Why is there such a shortage of skilled networking professionals? And more importantly, how do we fix it? Seventy-five million young people are unemployed worldwide. If we can inspire some of them to train in networking technology, we can put more people back to work while filling a demand for our governments and businesses.
First, we need training programs targeted to job needs. Partnerships between public agencies and private companies can help. The US Telecommunications Training Institute is one example -- it offers tuition-free training in 84 courses, including Internet technology, cybersecurity and rural connectivity through funding contributions from various U.S. government agencies and corporate members. From 1983 to 2014, over 1,940 courses have been taught to 9,076 participants from 171 developing countries.
The Cisco Networking Academy program is another example - in partnership with colleges, universities and other institutions, we have trained 5.5 million students in networking technology worldwide since 1997. Networking Academy curriculum can supplement computer science and technology courses in schools and help students develop the specific skills employers demand. From 2005 to 2013, more than 1.2 million students found jobs thanks to the program.
Second, we must mentor young people and support them on a path toward technology and networking careers. Women in particular can benefit from positive role models. According to Million Women Mentors, women comprise more than 20 percent of engineering school graduates, yet only 11 percent of practicing engineers are women. The lack of female role models may contribute to women dropping out of technology fields of study and careers. The US2020 initiative aims to match 1 million science, technology, engineering and math (STEM) mentors with students to increase awareness of STEM education and careers, especially among girls, underrepresented minorities and low-income children. TechBridge, a nonprofit that offers an after-school STEM program for girls, offers an online toolkit to help potential role models engage girls and underrepresented youth in STEM through readings, videos, questions and more. As more technology professionals devote more time to mentoring, they will sow the seeds of a future workforce capable of using Internet connections to change the world.

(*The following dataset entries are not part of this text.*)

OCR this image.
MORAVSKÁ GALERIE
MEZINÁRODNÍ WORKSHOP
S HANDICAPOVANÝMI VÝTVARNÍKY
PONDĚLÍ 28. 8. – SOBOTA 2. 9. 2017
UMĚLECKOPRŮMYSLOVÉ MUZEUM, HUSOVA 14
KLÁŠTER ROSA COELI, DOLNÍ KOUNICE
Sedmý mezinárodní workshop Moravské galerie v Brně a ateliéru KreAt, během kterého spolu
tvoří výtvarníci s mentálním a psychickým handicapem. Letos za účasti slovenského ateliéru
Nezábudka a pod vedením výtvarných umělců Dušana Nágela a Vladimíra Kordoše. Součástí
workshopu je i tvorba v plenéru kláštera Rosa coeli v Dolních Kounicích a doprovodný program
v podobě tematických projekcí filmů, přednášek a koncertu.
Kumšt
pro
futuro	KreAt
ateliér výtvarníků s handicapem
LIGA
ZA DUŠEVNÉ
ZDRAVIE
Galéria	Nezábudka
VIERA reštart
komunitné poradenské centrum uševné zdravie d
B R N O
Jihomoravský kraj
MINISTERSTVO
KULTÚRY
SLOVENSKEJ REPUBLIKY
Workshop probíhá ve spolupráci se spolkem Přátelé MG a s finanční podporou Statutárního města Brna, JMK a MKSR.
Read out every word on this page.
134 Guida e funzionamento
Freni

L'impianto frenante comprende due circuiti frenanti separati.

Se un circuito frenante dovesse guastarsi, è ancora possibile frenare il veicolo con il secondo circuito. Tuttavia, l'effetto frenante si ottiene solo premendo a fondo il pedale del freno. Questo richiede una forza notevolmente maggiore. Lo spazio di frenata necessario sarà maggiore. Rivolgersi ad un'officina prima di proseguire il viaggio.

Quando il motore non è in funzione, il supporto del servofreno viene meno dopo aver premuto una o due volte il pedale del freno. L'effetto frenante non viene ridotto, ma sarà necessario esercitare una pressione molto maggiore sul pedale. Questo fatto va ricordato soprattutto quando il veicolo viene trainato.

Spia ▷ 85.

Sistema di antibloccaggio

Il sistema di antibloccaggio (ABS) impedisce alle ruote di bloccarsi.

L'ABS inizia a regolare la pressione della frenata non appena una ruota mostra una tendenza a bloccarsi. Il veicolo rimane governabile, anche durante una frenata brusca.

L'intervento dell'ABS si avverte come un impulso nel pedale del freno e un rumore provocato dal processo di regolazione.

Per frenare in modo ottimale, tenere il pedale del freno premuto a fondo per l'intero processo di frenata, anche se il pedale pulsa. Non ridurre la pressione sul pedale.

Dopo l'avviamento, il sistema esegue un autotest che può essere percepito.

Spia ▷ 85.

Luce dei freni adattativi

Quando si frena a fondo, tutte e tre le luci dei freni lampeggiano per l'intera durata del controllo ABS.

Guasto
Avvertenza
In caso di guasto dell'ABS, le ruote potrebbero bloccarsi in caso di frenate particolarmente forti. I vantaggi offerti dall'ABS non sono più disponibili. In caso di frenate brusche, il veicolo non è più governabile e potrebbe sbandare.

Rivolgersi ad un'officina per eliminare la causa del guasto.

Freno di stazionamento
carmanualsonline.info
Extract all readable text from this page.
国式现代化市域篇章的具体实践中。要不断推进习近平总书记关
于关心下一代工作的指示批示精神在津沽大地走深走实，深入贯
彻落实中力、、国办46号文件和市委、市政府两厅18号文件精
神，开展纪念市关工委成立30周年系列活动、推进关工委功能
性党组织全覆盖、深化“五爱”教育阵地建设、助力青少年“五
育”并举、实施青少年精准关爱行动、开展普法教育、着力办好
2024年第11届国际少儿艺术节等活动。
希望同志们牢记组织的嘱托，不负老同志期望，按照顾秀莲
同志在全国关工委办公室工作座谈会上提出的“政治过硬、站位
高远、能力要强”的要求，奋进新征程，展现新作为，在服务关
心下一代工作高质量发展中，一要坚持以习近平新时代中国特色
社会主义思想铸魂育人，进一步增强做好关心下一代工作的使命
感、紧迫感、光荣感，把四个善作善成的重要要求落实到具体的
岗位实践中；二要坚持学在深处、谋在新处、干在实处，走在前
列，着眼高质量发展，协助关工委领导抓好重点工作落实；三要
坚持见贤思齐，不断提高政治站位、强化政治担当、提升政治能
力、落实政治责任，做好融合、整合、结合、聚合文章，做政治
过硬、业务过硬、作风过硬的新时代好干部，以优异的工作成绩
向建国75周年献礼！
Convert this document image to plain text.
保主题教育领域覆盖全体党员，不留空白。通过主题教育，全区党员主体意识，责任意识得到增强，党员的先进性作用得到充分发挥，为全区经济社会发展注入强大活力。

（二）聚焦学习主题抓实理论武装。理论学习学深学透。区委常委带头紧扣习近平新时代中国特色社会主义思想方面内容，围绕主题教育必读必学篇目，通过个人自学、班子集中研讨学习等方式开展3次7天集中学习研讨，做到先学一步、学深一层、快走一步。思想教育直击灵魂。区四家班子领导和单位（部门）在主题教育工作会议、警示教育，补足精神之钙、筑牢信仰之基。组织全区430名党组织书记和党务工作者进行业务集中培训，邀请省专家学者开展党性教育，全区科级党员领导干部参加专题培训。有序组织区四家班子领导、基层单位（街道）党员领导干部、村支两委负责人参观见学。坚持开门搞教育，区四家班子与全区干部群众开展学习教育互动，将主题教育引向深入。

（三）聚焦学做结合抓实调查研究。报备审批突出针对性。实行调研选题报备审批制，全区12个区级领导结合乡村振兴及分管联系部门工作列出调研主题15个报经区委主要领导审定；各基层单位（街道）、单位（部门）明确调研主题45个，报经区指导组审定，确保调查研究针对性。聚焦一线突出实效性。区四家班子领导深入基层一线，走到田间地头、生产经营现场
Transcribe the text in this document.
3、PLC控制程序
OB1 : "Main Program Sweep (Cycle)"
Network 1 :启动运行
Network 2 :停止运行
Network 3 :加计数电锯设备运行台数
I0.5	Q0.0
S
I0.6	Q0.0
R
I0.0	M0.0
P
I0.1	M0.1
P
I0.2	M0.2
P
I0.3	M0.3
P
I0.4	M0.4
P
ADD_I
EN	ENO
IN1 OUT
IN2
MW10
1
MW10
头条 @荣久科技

The outlook for digitizing the world is strong if we act together and act now. We have a shortage of skilled professionals that must be filled, but we also have millions of business leaders, heads of state, and social innovators who aren't willing to let this moment of opportunity slip away. Now we all must work together to cultivate the public policies, the training programs and the enthusiasm that will enable us to harness the power of the Internet to benefit people, communities and the planet.